Le Docteur [R] s'est déplacé en salle de naissance à 15h15 mais n'a pas examiné la patiente ni décidé d'extraction fœtale instrumentale, alors que la dilation était complète et la tête engagée partie moyenne, donc d'extraction aisée, et ce malgré les anomalies de rythme depuis 14h20 et antérieurs, n'est pas restée en salle de naissance ; n'y est pas revenue, n'a pas été rappelée par la sage-femme. Le Dr [R] a commis une faute."
"les lésions cérébrales se sont essentiellement constituées dans la phase toute terminale de l'accouchement et la perte de chance de les éviter ne saurait être inférieure à 80 %."
"Au terme de l'analyse obstétrico-pédiatrique, la perte de chance d'écarter le handicap actuel de [M] [L] est estimée à au moins 80 % si la souffrance fœtale aigüe survenue pendant le travail de Madame [L] avait été prise à temps avec toute l'attention et le soin qu'imposaient les données de la science en 1998."

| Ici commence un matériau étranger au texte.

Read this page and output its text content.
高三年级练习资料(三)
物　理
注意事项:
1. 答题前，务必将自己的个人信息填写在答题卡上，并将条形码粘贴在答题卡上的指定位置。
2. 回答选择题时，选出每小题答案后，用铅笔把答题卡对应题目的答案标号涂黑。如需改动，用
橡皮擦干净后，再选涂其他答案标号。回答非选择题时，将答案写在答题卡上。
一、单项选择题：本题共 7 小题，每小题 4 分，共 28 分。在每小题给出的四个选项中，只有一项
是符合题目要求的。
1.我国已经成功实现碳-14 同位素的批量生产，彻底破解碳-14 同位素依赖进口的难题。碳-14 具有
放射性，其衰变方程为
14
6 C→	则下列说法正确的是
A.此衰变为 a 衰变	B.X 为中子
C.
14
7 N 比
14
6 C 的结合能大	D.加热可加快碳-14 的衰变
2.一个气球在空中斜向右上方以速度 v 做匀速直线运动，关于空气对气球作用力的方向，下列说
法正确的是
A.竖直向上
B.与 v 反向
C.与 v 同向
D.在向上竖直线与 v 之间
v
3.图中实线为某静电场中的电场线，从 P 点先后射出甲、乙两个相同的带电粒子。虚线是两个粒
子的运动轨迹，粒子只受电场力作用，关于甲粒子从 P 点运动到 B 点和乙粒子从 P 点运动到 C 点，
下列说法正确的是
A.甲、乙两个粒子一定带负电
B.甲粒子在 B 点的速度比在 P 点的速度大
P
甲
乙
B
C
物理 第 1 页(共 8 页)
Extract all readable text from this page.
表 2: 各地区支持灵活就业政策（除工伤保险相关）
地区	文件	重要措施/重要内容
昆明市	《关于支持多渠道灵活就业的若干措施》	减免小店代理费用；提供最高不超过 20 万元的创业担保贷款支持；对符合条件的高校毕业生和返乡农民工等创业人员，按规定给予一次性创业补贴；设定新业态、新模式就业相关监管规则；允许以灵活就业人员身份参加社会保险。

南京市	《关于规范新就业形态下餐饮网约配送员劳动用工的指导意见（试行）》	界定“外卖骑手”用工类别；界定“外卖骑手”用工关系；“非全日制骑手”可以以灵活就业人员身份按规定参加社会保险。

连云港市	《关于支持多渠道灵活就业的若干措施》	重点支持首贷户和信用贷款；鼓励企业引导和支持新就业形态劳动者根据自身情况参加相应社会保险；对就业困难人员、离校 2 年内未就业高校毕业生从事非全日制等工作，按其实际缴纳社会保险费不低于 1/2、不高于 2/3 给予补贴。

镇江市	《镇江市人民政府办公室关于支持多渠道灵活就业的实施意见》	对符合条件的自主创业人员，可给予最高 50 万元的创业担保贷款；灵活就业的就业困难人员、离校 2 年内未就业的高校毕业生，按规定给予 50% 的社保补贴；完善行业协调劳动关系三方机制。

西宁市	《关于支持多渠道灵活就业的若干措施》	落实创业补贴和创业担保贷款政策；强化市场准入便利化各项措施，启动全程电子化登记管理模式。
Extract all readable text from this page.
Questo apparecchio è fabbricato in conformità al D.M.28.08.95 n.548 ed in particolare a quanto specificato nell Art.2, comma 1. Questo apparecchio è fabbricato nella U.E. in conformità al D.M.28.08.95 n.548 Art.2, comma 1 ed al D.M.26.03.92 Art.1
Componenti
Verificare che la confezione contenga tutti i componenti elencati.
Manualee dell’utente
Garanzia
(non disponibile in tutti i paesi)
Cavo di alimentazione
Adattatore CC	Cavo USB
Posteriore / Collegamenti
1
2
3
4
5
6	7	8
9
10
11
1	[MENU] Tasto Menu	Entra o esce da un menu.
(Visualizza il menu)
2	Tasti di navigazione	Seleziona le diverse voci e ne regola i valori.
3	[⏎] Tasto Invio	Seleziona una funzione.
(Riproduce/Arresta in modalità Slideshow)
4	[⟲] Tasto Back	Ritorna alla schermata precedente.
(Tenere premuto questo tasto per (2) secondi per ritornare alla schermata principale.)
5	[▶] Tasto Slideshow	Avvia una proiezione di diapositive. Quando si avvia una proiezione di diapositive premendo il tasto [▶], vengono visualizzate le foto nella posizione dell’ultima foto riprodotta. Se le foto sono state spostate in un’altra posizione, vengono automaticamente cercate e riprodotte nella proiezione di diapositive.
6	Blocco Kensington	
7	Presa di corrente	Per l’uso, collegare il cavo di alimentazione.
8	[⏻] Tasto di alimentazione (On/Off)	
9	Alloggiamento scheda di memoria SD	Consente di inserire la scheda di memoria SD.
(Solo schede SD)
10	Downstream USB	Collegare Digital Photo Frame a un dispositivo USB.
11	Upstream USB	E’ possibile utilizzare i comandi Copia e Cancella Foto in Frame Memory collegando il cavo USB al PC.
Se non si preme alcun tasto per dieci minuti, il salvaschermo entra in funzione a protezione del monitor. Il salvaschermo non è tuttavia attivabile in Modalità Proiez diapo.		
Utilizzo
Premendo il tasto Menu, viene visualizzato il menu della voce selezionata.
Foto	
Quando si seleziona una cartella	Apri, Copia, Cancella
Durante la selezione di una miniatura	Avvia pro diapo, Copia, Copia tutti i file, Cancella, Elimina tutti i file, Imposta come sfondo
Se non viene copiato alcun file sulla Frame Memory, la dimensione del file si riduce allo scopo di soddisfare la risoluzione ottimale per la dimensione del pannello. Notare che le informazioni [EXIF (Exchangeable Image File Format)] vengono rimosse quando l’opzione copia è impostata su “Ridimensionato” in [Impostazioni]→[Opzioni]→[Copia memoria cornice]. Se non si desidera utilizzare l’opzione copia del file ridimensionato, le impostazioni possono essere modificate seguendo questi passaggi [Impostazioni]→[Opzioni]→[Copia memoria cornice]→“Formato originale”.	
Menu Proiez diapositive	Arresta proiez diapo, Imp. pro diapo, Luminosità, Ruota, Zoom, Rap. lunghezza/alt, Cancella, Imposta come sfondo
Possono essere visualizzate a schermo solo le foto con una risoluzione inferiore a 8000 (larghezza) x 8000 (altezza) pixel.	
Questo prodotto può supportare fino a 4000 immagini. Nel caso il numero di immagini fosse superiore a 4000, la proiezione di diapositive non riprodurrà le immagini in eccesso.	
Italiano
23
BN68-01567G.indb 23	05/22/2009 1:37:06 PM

Par décision du 17 juillet 2023, rendue par le tribunal judiciaire de Paris (19ème chambre), les préjudices de [M] [L] ont été liquidés sur la base d’une perte de chance de 95%. Un appel est pendant devant la cour d’appel de Paris.

***

Procédure actuelle

Par actes délivrés les 15, 16 et 28 février 2022, Madame [B] [IP] épouse [L], (mère) Monsieur [E] [L] (père) et Madame [CP] [L] (sœur née le [Date naissance 3] 2005) ont fait assigner l’association [7] et son assureur, l’ONIAM, la CPAM de [Localité 15], devant ce tribunal aux fins de voir reconnaître son droit à indemnisation et de voir liquider ses préjudices.

Par conclusions du 07 juin 2022, ils se sont désistés de leur action à l’encontre de l’ONIAM qui a accepté ce désistement qui a été déclaré parfait.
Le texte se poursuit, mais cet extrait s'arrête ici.